Based on Mr. Youngkin’s campaign promises, voting rights immediately would be under attack if Mr. Youngkin is elected. He likely would bring in the fake Trump-backed company to audit Virginia’s voting machines, which underwent a stringent post-election “risk-limiting audit” after the 2020 presidential election that proved the accuracy of Virginia’s results.

Women’s health care and reproductive rights would be abridged under GOP control, along with possible attempts to roll back Virginia’s Medicaid expansion under the Affordable Care Act. Any efforts to end qualified immunity for police officers who abuse, brutalize and kill people would die on the vine. Public money for education would be siphoned off to fund private and charter schools. And we wouldn’t be surprised if the GOP would try to put the Lee statue back up on Monument Avenue.

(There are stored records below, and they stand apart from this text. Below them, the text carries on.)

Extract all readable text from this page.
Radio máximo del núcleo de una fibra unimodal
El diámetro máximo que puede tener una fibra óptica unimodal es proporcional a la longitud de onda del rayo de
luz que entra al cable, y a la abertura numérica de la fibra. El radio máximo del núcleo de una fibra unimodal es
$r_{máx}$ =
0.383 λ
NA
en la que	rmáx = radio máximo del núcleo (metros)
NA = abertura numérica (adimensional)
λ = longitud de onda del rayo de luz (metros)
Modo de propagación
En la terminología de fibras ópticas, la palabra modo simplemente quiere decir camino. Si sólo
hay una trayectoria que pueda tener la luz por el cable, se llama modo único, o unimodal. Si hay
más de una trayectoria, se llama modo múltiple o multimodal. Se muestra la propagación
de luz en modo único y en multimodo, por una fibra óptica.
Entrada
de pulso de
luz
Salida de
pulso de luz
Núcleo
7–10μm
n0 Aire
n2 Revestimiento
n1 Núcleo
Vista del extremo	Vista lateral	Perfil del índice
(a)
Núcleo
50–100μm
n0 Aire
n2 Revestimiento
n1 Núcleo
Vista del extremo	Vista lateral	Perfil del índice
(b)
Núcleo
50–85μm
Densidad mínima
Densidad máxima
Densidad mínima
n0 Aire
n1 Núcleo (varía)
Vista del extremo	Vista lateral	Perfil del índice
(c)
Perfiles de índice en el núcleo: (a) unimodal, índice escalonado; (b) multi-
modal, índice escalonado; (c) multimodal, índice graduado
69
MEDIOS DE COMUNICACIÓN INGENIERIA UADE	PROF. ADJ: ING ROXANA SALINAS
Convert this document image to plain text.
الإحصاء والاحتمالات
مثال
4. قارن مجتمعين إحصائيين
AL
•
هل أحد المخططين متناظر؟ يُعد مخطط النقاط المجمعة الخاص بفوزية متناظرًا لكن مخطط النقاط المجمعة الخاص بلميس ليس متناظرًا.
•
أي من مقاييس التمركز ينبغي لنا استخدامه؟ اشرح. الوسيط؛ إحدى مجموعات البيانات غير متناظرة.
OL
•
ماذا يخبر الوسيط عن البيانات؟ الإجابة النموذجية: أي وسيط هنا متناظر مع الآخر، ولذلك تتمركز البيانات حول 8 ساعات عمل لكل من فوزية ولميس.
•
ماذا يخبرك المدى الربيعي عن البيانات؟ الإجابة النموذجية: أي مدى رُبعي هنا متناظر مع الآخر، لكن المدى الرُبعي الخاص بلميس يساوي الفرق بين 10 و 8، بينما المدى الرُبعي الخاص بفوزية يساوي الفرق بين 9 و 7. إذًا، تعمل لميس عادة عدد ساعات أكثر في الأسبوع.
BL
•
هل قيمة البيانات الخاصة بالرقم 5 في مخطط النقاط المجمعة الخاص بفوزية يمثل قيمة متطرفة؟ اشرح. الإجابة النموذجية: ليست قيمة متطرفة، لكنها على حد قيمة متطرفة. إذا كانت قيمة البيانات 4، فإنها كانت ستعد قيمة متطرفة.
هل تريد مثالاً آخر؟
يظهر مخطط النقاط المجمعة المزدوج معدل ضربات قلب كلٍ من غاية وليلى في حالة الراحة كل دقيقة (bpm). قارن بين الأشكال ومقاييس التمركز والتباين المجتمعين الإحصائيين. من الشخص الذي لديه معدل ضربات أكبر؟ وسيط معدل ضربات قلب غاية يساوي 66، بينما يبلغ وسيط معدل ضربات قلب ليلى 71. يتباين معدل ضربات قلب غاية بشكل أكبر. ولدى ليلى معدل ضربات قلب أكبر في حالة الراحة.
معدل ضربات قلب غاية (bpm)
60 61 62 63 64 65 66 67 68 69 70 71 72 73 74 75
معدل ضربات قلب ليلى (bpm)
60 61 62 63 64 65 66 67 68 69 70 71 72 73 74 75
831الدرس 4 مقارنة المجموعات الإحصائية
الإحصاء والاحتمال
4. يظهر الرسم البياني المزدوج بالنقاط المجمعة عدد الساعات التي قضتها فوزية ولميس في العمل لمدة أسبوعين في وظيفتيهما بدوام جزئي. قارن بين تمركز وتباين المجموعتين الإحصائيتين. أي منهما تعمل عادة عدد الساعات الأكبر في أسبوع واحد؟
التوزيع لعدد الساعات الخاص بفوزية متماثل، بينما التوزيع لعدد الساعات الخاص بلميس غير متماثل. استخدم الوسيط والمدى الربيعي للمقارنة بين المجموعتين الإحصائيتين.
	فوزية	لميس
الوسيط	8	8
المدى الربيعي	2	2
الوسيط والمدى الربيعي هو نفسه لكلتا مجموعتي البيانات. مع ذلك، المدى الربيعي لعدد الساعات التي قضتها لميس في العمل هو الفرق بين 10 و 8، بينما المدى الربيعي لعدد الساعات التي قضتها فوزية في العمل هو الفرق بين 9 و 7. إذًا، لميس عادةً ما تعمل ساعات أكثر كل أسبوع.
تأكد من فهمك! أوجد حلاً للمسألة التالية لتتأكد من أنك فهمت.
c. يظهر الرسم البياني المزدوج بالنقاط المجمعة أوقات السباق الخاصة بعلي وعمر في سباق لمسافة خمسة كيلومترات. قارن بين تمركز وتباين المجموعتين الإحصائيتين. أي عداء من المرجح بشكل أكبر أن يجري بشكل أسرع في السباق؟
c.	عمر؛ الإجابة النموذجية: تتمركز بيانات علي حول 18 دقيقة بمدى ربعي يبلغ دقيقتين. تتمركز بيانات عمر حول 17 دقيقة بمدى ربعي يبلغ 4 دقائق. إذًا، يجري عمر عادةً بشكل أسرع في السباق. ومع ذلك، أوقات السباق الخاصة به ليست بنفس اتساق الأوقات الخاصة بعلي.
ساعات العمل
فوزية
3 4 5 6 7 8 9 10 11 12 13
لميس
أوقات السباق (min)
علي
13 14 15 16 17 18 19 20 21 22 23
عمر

We can argue from now until the cows come home about who did what to whom and why, but the situation is this: If we don’t get ourselves together by Tuesday, Nov. 2, and vote, we will be in serious trouble if we wake up on Nov. 3 to find Baby Trump, aka Mr. Youngkin, will be the next occupant of the governor’s mansion.

We urge our readers to vote and to support Democrats Terry R. McAuliffe, Hala S. Ayala and Mark R. Herring.